NOTE: If values and their weight are specified in a word lists but for some values no weight is defined, the datagenerator will calculate the weight for those fields that have no weight definition and equally distribute the weight value. But, depending on the number of values without a weight definition, it might not be possible to exactly evenly distribute the value. In this case some values from the word list might get a slightly higher weight value. If weight definitions are assigned in a way that the remaining percentage for the other values is less than 1 percent an error occurs.

Available options:

Option	Description	Data Type	Default
categoryFileSeparator	separator between value and weight in category file	string	,

Available transformations:

Transformation	Description	Parameters
uppercase	convert the value to uppercase	none
lowercase	convert the value to lowercase	none
reverse	reverse the characters of the value	none
prepend	add a prefix to the value	prefix to add (string)
append	add a suffix to the value	suffix to add (string)
base64encode	encode the value to base64 format	none
encrypt	encrypt the value using AES/CBC/PKCS5Padding algorithm	none
maskLeading	mask leading characters of the value using a mask character	number of characters to mask (long), mask character(s) to use (string)
maskTrailing	mask trailing characters of the value using a mask character	number of characters to mask (long), mask character(s) to use (string)
trim	remove leading and trailing spaces	none
replaceAll	replaces each substring of the value that matches the given regular expression with the given replacement	regular expression (string), replacement (string)

Processing steps

First, the given program configuration and the data configuration yaml files are analyzed for their correctness.
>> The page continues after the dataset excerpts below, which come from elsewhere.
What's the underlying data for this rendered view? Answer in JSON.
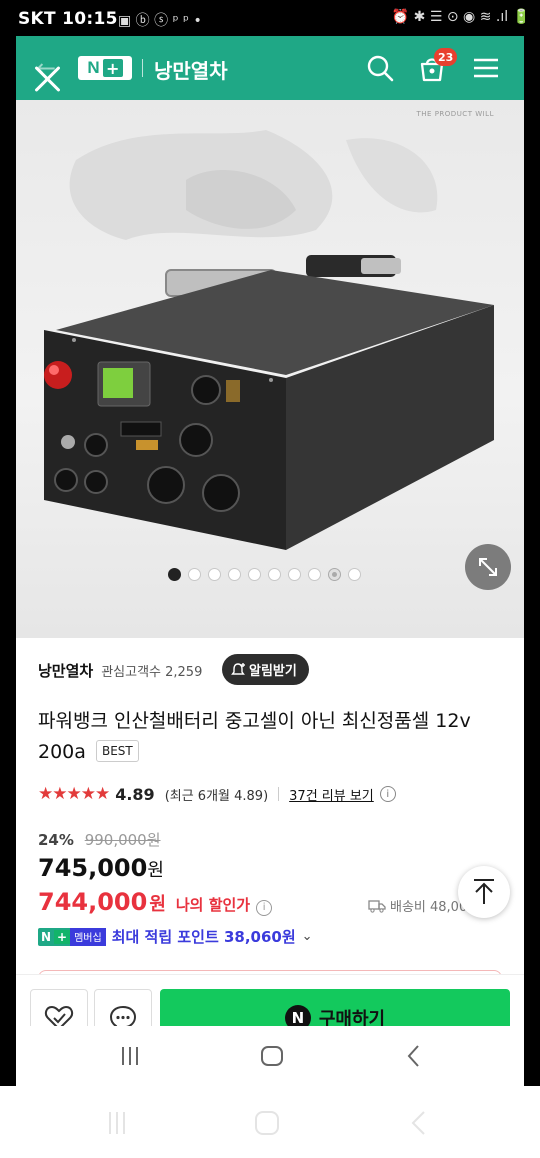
{
  "status_bar": {
    "carrier_time": "SKT 10:15",
    "left_icons": "▣ ⓑ ⓢ ᵖ ᵖ •",
    "right_icons": "⏰ ✱ ☰ ⊙ ◉ ≋ .ıl 🔋"
  },
  "header": {
    "brand_n": "N",
    "brand_plus": "+",
    "store_title": "낭만열차",
    "cart_count": "23"
  },
  "hero": {
    "watermark": "THE PRODUCT WILL",
    "image_dots": 10,
    "active_dot": 0
  },
  "store": {
    "name": "낭만열차",
    "followers": "관심고객수 2,259",
    "alarm_label": "알림받기"
  },
  "product": {
    "title": "파워뱅크 인산철배터리 중고셀이 아닌 최신정품셀 12v 200a",
    "badge": "BEST",
    "stars": "★★★★★",
    "rating": "4.89",
    "recent_rating": "(최근 6개월 4.89)",
    "reviews_link": "37건 리뷰 보기",
    "discount_rate": "24%",
    "original_price": "990,000원",
    "price": "745,000",
    "price_unit": "원",
    "sale_price": "744,000",
    "sale_unit": "원",
    "my_discount": "나의 할인가",
    "shipping": "배송비 48,000원",
    "member_badge_text": "멤버십",
    "points": "최대 적립 포인트 38,060원"
  },
  "actions": {
    "buy_logo": "N",
    "buy_label": "구매하기"
  },
  "colors": {
    "brand_green": "#1fa886",
    "buy_green": "#13c95d",
    "sale_red": "#e8323e",
    "points_blue": "#3b3bdc"
  }
}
Any existing table definitions and data is removed from the DuckDb, if a file with the specified name of the database is found.

After that the value for each field is generated and then transformed (if any transformation options are specified). The fields are processed sequentially and build a row of data. The tool generates the desired number of rows and stores it in a local DuckDb instance. Finally, the data is exported to the desired output format.

The DuckDb database is not deleted after the process is completed. You can remove it manually or otherwise further use the generated data in the database.

Yaml configuration for the datagenerator2 tool

The configuration file contains various attributes to steer the behavior of the datagenerator tool.

the name of the export file for the generated data
the type of the export file: csv, excel, parquet or json
the number of rows to generate
after how many generated rows a log message will be output
details for the export to a csv file - delimiter and header settings
details for the export to a json file - output as separate lines or as array
details for the export to a parquet file or partitioned file
details for the export to an excel file

See the sample yaml files in this repository under: samples/programconfiguration.

Yaml configuration for the definition of fields to generate

The configuration file contains a list of fields/attributes to generate - see the sample yaml files in this repository under: samples/dataconfiguration. For each field, options and transformations may be defined depending on the type of generator used.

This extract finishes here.